Существовал один способ покончить с «мифологией»: полюбить близких, ощутить доверие к друзьям — тогда погаснут бесцельные в своем мучительстве мнимые образы былого и начнется серьезное внешнее существование, кончится проклятый душевный лунатизм.

Он стал домоседом, он окружил вниманием мать и жену, он все время напоминал себе, как они его любят, сколько заботы, терпения, такта, прощения нисходит к нему от них. И как скупо платит он им за все их добро. Он стал жить их интересами, подробно расспрашивал мать о фабричных делах, дарил им мимозы и подснежники, помогал по дому и, наконец, для полного счастья, начал готовиться в вуз. Он был потрясен, когда однажды случайно подслушал разговор матери со старой ее приятельницей. Мать почему-то решила, что его нет дома, и говорила тем громким голосом, каким пожилые и плохо слышащие люди обычно говорят по телефону.

— Его словно подменили… Я ничего не понимаю, но иногда мне кажется, будто нам вернули робота. Он знает все слова и все правила поведения, но внутри у него холодное железо. Нет, нет, мне не на что жаловаться, он никогда не был так внимателен и заботлив, как сейчас. Но за этим пустота, я не чувствую его, не узнаю своей крови…

Дальше он не слушал, он был ошеломлен не столько словами матери, открывшими ему схожесть их восприятия друг друга, сколько холодным тоном ее. Она говорила о нем как о постороннем человеке, скорее раздражавшем ее, нежели печалившем. Он ничего не сказал матери, не изменил своего поведения, но ощущение бездомности стало невыносимым.

…Костров возвращался на метро из библиотеки.
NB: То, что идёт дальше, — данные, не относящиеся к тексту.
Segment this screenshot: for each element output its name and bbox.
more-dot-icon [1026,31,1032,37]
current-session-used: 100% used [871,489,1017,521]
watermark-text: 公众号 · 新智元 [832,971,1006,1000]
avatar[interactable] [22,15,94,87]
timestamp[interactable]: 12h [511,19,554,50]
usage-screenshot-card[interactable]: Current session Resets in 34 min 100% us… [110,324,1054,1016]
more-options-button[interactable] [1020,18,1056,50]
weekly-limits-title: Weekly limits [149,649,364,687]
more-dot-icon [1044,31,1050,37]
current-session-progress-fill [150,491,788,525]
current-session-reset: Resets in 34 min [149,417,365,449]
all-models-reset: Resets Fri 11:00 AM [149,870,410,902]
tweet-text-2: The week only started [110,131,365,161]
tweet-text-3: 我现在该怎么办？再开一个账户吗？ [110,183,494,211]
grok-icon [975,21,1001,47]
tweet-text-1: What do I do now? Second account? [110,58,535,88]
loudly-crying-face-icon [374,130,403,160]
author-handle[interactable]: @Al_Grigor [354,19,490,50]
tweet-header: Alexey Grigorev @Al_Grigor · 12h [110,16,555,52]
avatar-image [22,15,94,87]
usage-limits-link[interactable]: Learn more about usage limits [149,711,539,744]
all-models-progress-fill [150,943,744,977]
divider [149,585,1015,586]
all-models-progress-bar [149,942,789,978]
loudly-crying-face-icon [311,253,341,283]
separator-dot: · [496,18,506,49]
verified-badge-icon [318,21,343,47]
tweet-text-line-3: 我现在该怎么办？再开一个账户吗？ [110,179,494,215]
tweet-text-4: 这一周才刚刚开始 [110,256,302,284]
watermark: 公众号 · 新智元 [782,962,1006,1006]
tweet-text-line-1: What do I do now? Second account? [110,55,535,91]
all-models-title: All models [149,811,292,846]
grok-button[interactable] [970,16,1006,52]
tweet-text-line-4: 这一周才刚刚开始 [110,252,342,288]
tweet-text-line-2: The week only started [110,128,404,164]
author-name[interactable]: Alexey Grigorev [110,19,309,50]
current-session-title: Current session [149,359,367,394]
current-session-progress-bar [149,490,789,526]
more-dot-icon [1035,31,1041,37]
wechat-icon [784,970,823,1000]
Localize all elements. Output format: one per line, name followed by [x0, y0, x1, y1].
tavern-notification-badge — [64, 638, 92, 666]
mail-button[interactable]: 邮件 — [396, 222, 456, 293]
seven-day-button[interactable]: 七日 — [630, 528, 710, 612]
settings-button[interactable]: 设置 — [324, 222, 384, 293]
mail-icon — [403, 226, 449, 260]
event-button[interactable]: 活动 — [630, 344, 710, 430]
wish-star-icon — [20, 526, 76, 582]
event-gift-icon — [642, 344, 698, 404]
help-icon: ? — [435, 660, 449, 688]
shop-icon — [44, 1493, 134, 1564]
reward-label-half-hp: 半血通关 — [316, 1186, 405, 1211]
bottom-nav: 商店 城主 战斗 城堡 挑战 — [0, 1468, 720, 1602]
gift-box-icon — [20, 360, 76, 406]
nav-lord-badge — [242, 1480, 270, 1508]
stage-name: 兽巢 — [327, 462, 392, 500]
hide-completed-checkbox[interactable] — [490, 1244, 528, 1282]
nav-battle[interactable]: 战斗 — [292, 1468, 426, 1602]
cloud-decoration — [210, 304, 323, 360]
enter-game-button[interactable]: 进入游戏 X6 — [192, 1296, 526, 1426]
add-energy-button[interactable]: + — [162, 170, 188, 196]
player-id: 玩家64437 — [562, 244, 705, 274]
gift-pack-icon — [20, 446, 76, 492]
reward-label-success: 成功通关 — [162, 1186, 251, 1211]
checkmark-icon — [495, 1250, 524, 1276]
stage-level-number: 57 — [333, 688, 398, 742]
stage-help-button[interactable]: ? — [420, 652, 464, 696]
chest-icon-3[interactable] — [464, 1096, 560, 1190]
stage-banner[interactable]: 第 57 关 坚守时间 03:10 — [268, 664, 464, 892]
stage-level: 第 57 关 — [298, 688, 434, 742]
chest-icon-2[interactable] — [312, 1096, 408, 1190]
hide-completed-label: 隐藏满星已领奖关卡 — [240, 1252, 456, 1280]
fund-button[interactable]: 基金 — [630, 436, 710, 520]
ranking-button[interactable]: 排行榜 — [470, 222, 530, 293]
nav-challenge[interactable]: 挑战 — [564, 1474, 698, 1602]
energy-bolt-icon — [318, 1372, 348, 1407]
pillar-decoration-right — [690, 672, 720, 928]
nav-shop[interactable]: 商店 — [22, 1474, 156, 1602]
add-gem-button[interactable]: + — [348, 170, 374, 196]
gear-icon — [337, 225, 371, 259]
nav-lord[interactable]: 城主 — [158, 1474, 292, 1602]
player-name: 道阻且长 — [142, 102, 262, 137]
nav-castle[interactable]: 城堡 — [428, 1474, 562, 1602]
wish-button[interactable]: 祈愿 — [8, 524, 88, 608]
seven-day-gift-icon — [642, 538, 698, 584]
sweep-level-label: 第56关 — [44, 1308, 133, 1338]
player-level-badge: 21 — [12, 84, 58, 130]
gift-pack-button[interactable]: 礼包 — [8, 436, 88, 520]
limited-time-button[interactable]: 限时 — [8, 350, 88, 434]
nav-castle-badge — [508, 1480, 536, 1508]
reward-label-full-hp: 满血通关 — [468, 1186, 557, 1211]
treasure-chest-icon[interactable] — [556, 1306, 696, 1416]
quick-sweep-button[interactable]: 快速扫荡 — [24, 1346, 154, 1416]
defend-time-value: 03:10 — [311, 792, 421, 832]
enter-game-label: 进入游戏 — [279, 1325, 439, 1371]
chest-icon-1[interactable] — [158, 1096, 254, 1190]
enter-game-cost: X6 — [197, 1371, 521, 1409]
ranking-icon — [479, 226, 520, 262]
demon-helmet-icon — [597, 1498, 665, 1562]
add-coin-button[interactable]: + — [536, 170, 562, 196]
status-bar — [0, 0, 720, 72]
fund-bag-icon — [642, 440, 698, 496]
На станции «Площадь Свердлова» из соседнего вагона вышла пожилая женщина в круглой меховой шапочке и пальто с таким же воротником. Волосы цвета соли с перцем были собраны в пучок и аккуратно лежали на поношенном, с рыжеватым отливом котиковом воротнике. Ему вспомнилось возвращение из больницы: когда они ехали в такси, он глядел в затылок матери и видел такой же серый пучок на потертом меховом воротнике. Стоя возле дверей, Костров рассеянно скользил по лицам входящих и выходящих, но пожилая женщина снова невесть почему притянула его взгляд. Он с непонятным любопытством смотрел на ее красноватое, склеротическое заурядное лицо, усталые глаза в морщинистых веках, родинку в уголке бледного, печального рта. Лицо ее не было ни красивым, ни добрым, но что-то в нем поразило Кострова. Это усталое, поношенное, невеселое, жестковатое лицо, с чрезмерной откровенностью несущее бремя лет, невзгод, потерь и разочарований, выхватило Кострова из привычности, закружило и понесло куда-то, словно вихрь — перекати-поле. И было страшное падение в бездонную глубину, в мрак и влажную тесноту предбытия, а затем нестерпимый свет, от которого не скроешься за створками век, и вкус сладкого молока на губах, и то дурманно-блаженное чувство, как на качелях или гигантских шагах, как в лучшие минуты раннего детства, когда изгнаны ночные страхи, дневные обиды и великая защищенность, великая надежность гарантированы близостью самого необходимого и всемогущего существа во вселенной. И все это уместилось в одном коротеньком слове, непроизвольно и жалко сорвавшемся с губ Кострова, когда он ринулся наперерез толпе из вагона:

— Мама!..

Женщина услышала этот странный детский крик, изданный грубым мужским голосом. Голос не был ей знаком, и зов, конечно, относился не к ней, но все же она обернулась с тем привычным болезненным выражением, каким отзывалась на всякое напоминание о пропавшем без вести сыне. Она увидела молодого человека с потным, ошалелым, видимо, нетрезвым лицом, рвущегося из вагона сквозь толщу напирающих людей. И хотя она ни на секунду не поддалась обману, но то, что этот незнакомец был почти однолеток ее погибшего сына, и то, что он колобродит, исходит вульгарной силой жизни, когда тело ее мальчика истлело невесть где, наполнило ее возмущением.

— Да вы что, пьяный?.. — крикнула она с отвращением.

Кострова окружила плотная толпа. Кто-то уже звал милиционера, и тот двинулся от будки дежурного тяжкой поступью командора к пульсирующей у края платформы толпе. Костров ничего не замечал. Он видел лишь: пожилая женщина сейчас скроется с глаз — и закричал в отчаянии:

— Куда же ты?..

Женщина остановилась, словно ее ударили кулаком в грудь. Она не постигала случившегося и не пыталась постигнуть, не ведала, что ждет ее — спасение или гибель. Она узнала боль сердца своего сына и кинулась на зов.